A drop below the 69.41 zone would confirm a forthcoming lower low, potentially inviting more sellers into the game and this way clearing the path for further declines. NZD/JPY might then travel to the 69.24 obstacle, a break of which could send the rate to the 68.90 hurdle, marked by the low of September 28 th. The pair may get held there for a bit, or even retrace back up. However, if the rate struggles to move back above the previously-discussed support area between the 69.41 and 69.46 levels, which now could be seen as a strong resistance, NZD/JPY might drift back down. If this time it is able to overcome the 68.90 obstacle, the next possible support zone may be at 68.63, marked by the lowest point of September.

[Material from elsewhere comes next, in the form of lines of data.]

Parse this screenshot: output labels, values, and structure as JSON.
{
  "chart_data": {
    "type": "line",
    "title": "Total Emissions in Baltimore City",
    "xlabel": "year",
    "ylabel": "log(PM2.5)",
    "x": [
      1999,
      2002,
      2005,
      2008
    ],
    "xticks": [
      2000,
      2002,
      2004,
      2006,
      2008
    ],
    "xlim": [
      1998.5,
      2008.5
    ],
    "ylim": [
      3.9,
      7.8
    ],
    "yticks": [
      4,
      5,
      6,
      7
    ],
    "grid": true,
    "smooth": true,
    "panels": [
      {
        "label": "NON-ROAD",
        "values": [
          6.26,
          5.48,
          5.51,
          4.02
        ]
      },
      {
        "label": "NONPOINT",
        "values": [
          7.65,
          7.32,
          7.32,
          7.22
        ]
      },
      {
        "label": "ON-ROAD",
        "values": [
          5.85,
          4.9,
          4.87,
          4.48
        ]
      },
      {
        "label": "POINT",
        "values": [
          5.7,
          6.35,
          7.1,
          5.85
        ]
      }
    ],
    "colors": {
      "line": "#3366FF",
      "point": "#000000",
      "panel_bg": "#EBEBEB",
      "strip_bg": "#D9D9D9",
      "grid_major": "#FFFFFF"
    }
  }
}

Alternatively, if the pair moves strongly to the upside and breaks the aforementioned downside line, that may signal a change in the current trend. More buyers could join in if the rate rises above the current highest point of October, at 70.35, marked by the high of October 6 th. The pair might test the 70.50 obstacle, or even the 70.78 area, marked by the high of September 21 st. If the buying doesn’t stop there, the next target could be at 71.20, which is the high of September 18 th.

As for Today’s Events

Today, we get more minutes, this time from the ECB. At the prior ECB meeting, policymakers kept monetary policy untouched, reiterating that they stand ready to adjust all their instruments, as appropriate, to ensure that inflation moves towards its aim in a sustained manner. Bearing in mind that the preliminary PMIs and CPIs for September disappointed, we will scan the minutes for clues as to how willing officials are to ease their policy further in the months to come.

With regards to the economic indicators, Germany’s trade balance for August and the US initial jobless claims for last week are coming out. The German surplus is expected to have risen somewhat, to EUR 18.2bn from EUR 18.0bn, while the US jobless claims are forecast to have decreased to 820k from 837k.

We also have six speakers on today’s agenda: BoE Governor Andrew Bailey, BoC Governor Tiff Macklem, ECB Vice President Luis de Guindos, ECB Executive Board member Isabel Schnabel, ECB Executive Board member Yves Mersch, and Richmond Fed President Thomas Barkin.